Murray can cleverly turn that on its head, and see Cooney, not as an existential threat to his number one status, but as an energy-giver and maybe a rod to gently beat him.
A lot of chat
“It’s clear and obvious with the season that John’s having that’s obviously going to cause a lot of ripples, a lot of chat, and that can be a big distraction,” says Murray.
“For me it kind of narrows the focus. It motivates me to play as well as I can, to train as well as I can, to put myself in the best position to get the nod at the weekend and stay in that jersey. That’s what everyone wants.
“We’re both very ambitious. We want to play. We want to start. We want to wear the number nine. There’s a lot of talk outside about the rivalry. I think there’s just a respect there.

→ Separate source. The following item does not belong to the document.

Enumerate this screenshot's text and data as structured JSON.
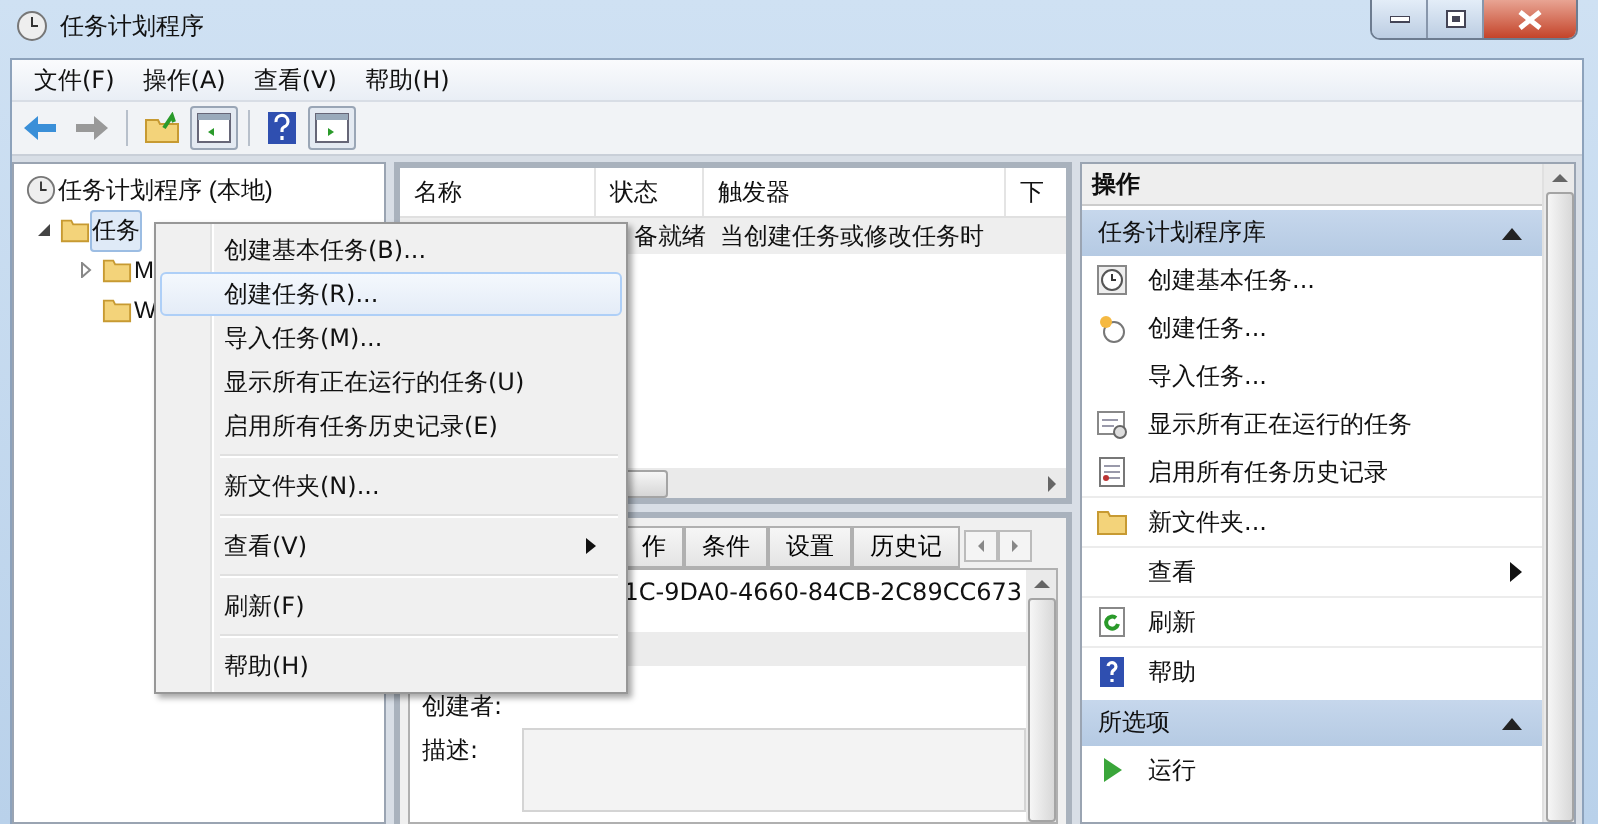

“You’re not gonna hide information from each other. You’re not gonna get up earlier and do extra sessions. It’s a really open environment. It’s only going to drive us on to be better.”
Cooney tells a story. Once on the Irish under-19s he threw a pass over Ian Madigan’s head and got dropped the next week.
Murray helpfully informs him that Ian Madigan is quite short.
“It actually worked out alright,” explains Cooney. “But then I went for a drop goal, from scrumhalf, missed it and that was the end of it.”
It has been a winding path from there to here. Not the end, a beginning. The journey has fortified his thinking and he is the closest he’s ever been at getting to where he wants to be.
There’s no malevolence from Murray or Cooney. None at least for us to see.